Quasi ogni giorno – scrive in “Elogio del puro contemplare” – ci concediamo una breve passeggiata risalendo il lieve pendio che conduce alla panca adiacente l’entrata del bosco. Sulla destra il viottolo è fiancheggiato da una rada macchia di svariati arbusti, tra cui susini selvatici, noccioli, biancospini, rose selvatiche, berrette da preti e tanti altri ancora. A sinistra lo sguardo corre libero sopra la piccola vallata del novello Birsig situato sull’ampia dorsale boschiva del Challhohe.
A due passi dietro la panca si trova una pietra di confine, con lo stemma di Berna su un lato e una vistosa F sull’altro. Di qui, verso ovest, il confine franco-svizzero risale il bosco fino al Monte Ramel e scende a valle in direzione nord attraversando il nostro prato.
Un paio di anni fa, sul lato francese a ridosso del bosco e con l’aiuto di uno dei miei nipoti ho costruito una piccola panca. Da qui, sulla panchina di Roland, l’occhio spazia dabbasso verso i villaggi del Sundau: Wolschwiller, Lutter, Raedersdorf, Sondersdorf e Oltingen; e in lontananza verso la catena montuosa del Vogesen, in direzione del levante, sorge la Schwarzwald, la Foresta Nera.

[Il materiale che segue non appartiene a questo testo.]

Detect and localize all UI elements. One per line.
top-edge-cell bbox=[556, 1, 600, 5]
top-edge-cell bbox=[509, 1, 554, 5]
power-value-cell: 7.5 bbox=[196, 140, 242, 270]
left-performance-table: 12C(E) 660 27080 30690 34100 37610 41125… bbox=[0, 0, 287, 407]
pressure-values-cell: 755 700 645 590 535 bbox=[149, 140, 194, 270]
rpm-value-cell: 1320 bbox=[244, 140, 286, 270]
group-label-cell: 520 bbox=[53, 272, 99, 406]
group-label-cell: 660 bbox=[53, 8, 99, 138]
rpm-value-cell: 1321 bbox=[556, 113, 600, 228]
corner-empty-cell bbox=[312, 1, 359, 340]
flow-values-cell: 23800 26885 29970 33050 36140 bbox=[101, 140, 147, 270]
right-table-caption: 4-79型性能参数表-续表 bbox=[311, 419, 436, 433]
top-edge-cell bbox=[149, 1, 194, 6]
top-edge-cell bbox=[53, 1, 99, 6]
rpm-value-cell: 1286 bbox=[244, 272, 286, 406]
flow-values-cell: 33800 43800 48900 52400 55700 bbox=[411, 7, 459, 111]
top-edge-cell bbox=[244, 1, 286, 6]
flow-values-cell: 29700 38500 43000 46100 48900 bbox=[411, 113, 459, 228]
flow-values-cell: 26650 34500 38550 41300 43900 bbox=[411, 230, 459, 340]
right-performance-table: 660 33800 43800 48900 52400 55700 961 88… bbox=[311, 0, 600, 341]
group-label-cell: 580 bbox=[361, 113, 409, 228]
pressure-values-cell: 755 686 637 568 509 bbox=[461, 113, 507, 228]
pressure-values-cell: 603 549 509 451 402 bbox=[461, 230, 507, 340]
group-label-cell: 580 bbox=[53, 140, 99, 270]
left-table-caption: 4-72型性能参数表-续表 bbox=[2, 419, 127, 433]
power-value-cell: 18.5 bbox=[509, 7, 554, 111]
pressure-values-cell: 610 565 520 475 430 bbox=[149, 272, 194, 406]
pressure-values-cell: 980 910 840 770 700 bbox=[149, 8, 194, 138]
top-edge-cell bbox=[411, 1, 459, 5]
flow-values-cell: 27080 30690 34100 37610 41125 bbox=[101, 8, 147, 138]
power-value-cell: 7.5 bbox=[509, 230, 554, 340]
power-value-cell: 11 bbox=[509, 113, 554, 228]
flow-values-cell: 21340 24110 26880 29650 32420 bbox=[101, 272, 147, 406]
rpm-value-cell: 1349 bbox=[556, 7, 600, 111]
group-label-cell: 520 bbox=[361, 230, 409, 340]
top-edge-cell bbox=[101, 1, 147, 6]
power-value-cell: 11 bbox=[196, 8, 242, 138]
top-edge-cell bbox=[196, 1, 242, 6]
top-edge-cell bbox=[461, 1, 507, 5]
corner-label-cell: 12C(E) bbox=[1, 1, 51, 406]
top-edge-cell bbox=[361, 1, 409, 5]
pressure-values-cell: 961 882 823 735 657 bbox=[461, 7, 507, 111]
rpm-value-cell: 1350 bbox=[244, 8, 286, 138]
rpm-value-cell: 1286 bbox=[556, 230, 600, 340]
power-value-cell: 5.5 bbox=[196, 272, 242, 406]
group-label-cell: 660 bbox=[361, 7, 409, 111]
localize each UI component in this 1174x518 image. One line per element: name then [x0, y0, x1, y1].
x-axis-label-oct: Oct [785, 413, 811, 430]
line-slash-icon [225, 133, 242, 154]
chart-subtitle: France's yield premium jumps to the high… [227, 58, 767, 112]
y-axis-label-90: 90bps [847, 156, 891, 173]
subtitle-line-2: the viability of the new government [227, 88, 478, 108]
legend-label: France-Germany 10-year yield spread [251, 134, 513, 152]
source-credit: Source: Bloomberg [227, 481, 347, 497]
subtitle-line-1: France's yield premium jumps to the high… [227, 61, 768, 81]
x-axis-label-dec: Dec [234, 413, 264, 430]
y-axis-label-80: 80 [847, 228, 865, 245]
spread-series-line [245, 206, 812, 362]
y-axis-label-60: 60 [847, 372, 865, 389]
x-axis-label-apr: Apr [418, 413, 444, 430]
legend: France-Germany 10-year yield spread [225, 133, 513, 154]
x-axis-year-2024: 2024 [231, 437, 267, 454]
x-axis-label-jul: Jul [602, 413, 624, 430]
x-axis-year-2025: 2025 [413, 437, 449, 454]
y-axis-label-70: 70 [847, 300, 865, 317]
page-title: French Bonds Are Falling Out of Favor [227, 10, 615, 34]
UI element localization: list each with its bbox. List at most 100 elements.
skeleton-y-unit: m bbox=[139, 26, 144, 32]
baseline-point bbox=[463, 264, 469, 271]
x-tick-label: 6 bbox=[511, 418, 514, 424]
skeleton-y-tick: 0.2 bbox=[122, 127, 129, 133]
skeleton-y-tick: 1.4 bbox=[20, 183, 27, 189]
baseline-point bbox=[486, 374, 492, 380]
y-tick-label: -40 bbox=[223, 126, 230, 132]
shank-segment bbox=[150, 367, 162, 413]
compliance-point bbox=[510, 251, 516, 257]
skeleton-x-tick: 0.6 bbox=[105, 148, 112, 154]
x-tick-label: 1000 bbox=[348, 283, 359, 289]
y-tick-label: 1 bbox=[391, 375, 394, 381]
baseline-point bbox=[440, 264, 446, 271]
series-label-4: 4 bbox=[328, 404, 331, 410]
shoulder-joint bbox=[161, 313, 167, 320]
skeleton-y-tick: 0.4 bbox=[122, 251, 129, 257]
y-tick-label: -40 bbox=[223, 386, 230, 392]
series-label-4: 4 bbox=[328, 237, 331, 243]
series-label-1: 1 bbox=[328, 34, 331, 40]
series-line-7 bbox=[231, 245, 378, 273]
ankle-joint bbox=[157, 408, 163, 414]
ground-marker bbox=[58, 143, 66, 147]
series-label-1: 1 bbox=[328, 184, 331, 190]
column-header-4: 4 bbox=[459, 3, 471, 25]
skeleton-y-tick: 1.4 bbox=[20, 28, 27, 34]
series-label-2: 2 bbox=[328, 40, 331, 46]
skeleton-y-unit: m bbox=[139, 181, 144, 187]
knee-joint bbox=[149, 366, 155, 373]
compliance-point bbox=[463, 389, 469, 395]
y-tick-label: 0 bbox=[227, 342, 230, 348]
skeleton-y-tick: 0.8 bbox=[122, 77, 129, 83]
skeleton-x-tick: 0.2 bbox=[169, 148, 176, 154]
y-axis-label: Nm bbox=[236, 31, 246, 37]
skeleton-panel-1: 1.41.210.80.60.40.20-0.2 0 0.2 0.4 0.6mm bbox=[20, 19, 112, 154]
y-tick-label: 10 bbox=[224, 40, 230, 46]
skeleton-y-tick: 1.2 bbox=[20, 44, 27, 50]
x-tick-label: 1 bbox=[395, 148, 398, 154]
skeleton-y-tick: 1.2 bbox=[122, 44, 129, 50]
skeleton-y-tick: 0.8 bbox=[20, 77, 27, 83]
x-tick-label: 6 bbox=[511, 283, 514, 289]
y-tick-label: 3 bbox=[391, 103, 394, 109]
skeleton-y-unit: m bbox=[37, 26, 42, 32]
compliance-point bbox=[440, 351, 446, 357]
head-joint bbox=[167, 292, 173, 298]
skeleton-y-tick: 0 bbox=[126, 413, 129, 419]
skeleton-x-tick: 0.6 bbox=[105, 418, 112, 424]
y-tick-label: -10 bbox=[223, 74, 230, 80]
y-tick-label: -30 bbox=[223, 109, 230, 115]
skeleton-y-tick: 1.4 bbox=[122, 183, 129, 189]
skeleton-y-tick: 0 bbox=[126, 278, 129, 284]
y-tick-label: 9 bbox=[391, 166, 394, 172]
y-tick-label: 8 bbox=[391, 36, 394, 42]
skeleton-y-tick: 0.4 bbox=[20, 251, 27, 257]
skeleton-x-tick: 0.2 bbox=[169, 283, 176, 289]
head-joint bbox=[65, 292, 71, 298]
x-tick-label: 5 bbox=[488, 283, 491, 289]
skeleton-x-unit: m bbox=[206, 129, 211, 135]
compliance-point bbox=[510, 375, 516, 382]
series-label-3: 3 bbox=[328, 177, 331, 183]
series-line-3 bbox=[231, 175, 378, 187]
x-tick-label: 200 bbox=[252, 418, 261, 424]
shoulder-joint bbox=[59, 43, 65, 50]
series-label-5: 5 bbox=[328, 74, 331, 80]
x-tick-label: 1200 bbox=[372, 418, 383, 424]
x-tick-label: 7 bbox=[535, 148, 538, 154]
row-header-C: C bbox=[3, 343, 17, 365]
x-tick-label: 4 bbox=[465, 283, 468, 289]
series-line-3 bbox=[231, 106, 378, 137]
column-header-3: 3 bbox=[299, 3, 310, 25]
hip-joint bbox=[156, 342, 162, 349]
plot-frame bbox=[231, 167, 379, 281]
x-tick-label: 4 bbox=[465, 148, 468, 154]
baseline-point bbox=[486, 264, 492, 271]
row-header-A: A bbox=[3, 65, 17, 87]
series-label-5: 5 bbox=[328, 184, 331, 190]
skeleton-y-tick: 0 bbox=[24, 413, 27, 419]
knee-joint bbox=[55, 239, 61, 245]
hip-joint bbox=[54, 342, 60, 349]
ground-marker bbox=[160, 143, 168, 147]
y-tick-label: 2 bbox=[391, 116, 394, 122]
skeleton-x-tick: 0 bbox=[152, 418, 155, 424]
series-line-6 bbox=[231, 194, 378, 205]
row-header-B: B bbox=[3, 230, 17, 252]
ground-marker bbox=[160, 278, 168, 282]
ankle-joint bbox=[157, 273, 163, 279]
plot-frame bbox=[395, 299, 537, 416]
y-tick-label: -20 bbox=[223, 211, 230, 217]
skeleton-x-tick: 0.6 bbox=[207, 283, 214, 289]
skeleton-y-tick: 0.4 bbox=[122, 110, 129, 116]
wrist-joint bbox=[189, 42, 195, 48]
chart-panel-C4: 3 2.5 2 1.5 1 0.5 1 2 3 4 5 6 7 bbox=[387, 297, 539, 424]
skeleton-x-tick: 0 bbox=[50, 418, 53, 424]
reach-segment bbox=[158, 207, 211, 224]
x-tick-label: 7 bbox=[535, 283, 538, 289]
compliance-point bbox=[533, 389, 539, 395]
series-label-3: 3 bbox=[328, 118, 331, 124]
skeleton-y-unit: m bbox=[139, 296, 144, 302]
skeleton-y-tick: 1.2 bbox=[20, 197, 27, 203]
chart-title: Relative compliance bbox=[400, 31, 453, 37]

Qui, sul Rittimatte, ho ritrovato il paesaggio che da bambino mi rendeva cosi felice: il prato con gli stessi fiori, lo stesso bosco, l’ampio guardo sulla campagna.
Qui si vive il mutare delle stagioni nella sua traboccante magnificenza. Trascorso il lungo e taciturno inverno, il primo canto del merlo annuncia il sopraggiungere della primavera; con lei subito appaiono, lungo il margine del bosco, le viole e le primule, sul prato intorno alla casa e nel giardino spuntano il bucaneve, il croco, il piè di gallo e l’anemone, mentre nel bosco ancora spoglio fiorisce il rosso mezereo.
E giunge il bel tempo. quando il Rittimatte riluce di giallo in un tappeto di denti di leone e il viale dei ciliegi sollecita la passeggiata attraverso la sua bianca volta fiorita, in mezzo alla quale ronzano le api“.

La panchina di Hofmann era piccola piccola, camuffata nella radura, quasi invisibile.

E Hofmann, sedendoci sopra, è campato fino a centodue anni.